Sydney Harbour Bridge (1932) Sydney, Australia

One of Australia’s most well known and photographed landmarks the Sydney Harbour Bridge is the world’s largest (but not the longest) steel arch bridge standing at it highest point 134m (440 ft) above Sydney Harbour. Of steel through arch design it carries rail, motor vehicle, bicycle and pedestrian traffic between Sydney’s central business district and the North Shore. The bridge has a total length of 1,149m (3,770 ft) across a 503m (1,650 ft) main span and five approach spans on either side.​

Plans for a bridge to cross the Harbour date back the early 1800’s but it remained just an idea until 1900 when a world wide competition was held for the design and construction of a bridge. Unfortunately, delays caused by an economic downturn, a change of government and later World War I meant that the bridge was not built at that time. It was not until 1922 that New South Wales Legislative Assembly passed an Act authorising the construction of a bridge and world wide tenders were invited for the project.

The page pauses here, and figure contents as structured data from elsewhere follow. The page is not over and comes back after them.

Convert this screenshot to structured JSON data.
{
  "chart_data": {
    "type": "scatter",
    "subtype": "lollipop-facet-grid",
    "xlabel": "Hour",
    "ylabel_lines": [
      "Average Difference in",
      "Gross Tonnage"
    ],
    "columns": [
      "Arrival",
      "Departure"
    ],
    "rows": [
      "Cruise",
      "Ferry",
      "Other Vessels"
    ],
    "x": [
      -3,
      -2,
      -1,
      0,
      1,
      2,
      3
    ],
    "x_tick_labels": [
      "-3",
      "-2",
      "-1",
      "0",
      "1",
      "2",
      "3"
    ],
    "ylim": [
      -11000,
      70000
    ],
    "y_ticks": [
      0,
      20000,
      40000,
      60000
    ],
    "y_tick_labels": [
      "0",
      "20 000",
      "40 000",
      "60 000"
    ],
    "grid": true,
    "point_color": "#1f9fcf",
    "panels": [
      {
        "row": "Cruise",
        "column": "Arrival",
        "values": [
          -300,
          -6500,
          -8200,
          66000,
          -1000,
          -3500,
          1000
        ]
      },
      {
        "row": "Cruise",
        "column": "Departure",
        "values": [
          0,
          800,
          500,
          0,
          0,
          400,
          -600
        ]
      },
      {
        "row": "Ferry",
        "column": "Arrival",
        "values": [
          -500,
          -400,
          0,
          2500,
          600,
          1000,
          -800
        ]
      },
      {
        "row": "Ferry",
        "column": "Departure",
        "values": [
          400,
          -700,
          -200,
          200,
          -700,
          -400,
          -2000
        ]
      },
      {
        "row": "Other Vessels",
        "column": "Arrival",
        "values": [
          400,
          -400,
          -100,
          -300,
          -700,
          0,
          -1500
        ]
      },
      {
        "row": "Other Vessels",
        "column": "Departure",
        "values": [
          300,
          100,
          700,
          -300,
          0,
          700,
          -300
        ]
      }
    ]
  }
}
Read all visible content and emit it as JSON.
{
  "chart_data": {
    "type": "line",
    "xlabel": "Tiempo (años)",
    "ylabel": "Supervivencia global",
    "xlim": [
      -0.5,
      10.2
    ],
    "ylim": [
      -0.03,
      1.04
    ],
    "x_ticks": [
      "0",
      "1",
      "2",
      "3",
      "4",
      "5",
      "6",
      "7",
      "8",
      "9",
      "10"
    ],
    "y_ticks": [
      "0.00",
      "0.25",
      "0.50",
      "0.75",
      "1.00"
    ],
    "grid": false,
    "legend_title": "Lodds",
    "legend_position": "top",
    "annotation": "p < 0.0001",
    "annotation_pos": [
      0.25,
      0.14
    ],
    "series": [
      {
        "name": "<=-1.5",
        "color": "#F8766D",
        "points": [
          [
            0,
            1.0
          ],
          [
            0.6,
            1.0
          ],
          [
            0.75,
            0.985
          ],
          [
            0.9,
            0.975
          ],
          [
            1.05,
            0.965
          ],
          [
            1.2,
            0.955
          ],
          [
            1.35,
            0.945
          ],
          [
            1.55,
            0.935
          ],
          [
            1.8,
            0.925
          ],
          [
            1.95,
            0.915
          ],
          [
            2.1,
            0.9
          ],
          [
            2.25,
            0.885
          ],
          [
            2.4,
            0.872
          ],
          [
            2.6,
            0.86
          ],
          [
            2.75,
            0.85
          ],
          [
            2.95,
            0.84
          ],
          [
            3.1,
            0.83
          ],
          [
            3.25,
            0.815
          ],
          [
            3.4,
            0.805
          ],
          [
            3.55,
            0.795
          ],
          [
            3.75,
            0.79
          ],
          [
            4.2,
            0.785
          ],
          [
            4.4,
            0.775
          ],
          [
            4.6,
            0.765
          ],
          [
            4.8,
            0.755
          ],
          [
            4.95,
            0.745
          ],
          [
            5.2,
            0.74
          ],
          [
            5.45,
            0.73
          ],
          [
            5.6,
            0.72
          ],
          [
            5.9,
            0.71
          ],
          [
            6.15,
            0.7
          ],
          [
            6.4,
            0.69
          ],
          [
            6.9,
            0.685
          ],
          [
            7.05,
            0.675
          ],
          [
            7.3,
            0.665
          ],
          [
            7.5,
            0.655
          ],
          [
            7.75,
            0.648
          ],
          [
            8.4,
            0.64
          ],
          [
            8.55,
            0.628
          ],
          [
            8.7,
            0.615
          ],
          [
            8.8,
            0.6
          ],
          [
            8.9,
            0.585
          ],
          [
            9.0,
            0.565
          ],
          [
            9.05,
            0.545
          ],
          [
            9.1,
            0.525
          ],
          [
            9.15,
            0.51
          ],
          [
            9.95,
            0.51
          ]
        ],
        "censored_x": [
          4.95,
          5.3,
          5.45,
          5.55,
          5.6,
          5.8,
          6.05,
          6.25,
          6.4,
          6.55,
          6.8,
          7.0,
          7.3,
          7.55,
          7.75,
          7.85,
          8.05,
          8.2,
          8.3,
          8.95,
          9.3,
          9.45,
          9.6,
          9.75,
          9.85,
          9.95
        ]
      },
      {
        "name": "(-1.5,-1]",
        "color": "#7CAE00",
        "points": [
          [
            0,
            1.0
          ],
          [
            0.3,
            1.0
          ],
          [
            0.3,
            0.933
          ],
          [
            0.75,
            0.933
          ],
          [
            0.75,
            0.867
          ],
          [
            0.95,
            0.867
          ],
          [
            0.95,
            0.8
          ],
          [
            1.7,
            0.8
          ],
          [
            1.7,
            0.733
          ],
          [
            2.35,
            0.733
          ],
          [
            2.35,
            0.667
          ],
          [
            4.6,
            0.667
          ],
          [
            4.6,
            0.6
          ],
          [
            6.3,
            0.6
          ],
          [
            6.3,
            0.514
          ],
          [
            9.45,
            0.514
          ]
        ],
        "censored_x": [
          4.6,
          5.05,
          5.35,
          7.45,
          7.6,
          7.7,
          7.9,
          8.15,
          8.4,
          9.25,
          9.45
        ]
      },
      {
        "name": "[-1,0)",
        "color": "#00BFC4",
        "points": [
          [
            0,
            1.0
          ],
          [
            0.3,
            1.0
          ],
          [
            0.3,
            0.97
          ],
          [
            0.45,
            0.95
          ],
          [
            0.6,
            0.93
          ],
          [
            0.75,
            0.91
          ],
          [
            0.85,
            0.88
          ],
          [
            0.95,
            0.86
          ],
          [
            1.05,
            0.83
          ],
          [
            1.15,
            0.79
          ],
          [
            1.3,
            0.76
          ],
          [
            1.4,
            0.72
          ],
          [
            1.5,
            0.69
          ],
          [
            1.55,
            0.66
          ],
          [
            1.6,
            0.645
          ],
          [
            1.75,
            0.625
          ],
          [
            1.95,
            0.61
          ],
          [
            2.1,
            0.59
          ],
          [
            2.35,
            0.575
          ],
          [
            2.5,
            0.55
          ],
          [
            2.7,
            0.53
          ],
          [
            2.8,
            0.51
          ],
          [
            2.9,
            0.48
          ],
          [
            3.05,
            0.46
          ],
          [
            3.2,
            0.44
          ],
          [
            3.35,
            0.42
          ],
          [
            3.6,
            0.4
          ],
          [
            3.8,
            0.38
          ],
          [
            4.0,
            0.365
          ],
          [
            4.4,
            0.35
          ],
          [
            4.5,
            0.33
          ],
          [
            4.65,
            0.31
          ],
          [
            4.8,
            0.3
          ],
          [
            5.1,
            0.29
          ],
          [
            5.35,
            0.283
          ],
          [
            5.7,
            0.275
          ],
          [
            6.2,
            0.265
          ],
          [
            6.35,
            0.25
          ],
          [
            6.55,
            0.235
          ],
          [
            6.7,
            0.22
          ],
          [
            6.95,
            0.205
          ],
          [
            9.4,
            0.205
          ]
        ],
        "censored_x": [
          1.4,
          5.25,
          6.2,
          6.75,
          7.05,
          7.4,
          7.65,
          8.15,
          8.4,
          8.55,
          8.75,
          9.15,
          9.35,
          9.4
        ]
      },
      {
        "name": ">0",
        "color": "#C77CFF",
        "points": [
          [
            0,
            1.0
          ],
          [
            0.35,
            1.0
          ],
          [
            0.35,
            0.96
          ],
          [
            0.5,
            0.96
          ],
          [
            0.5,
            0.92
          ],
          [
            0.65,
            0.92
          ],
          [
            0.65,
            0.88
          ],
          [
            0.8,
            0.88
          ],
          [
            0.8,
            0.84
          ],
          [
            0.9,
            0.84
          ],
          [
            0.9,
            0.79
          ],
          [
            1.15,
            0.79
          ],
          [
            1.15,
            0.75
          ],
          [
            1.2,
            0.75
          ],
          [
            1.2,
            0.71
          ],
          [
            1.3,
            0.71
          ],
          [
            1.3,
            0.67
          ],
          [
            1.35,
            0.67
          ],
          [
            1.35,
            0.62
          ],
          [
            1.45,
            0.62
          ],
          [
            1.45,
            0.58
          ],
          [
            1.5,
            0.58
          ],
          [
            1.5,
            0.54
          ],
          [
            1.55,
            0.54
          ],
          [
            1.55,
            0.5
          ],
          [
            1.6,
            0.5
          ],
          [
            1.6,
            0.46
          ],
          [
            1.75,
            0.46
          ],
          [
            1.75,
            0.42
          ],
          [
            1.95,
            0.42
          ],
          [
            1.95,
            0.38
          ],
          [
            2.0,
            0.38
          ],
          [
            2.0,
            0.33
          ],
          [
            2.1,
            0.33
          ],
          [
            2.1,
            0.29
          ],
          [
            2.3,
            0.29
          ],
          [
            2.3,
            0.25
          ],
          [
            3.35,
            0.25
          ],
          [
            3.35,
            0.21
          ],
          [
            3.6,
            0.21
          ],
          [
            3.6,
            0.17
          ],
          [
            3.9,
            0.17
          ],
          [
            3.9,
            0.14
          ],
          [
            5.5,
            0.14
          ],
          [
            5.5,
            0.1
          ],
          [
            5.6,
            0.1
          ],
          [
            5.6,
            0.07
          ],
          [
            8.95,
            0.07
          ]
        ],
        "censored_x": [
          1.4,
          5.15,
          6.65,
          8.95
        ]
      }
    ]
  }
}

Image of Sydney Harbour Bridge (1932)

Sydney Harbour Bridge, Australia

© By Gnangarra [CC-BY-2.5-au] via Wikimedia Commons

A general design had been prepared by Dr. JJC Bradfield for the New South Wales Department of Public Works and an English firm Dorman Long & Company were awarded the contract. The first sod was turned in July 1923 and construction took 1,400 men eight years to complete. The bridge was formally opened on 19th March 1932 having cost a total of AU$6.25 million.

Originally nicknamed “Iron Lung” due to its provision of employment for Depression era workers it’s often referred to as “the Coathanger” because of the shape of its arch.

Nowadays the bridge carries eight traffic lanes and two rail lines, one in each direction. At the time of its construction the two eastern lanes were tram tracks but these were converted to road traffic when the Sydney tram system closed in the 1950s.

Since 1998 it has been possible for visitors to climb to the top of the southern side of the arch and this has become one of Sydney’s top tourist attractions.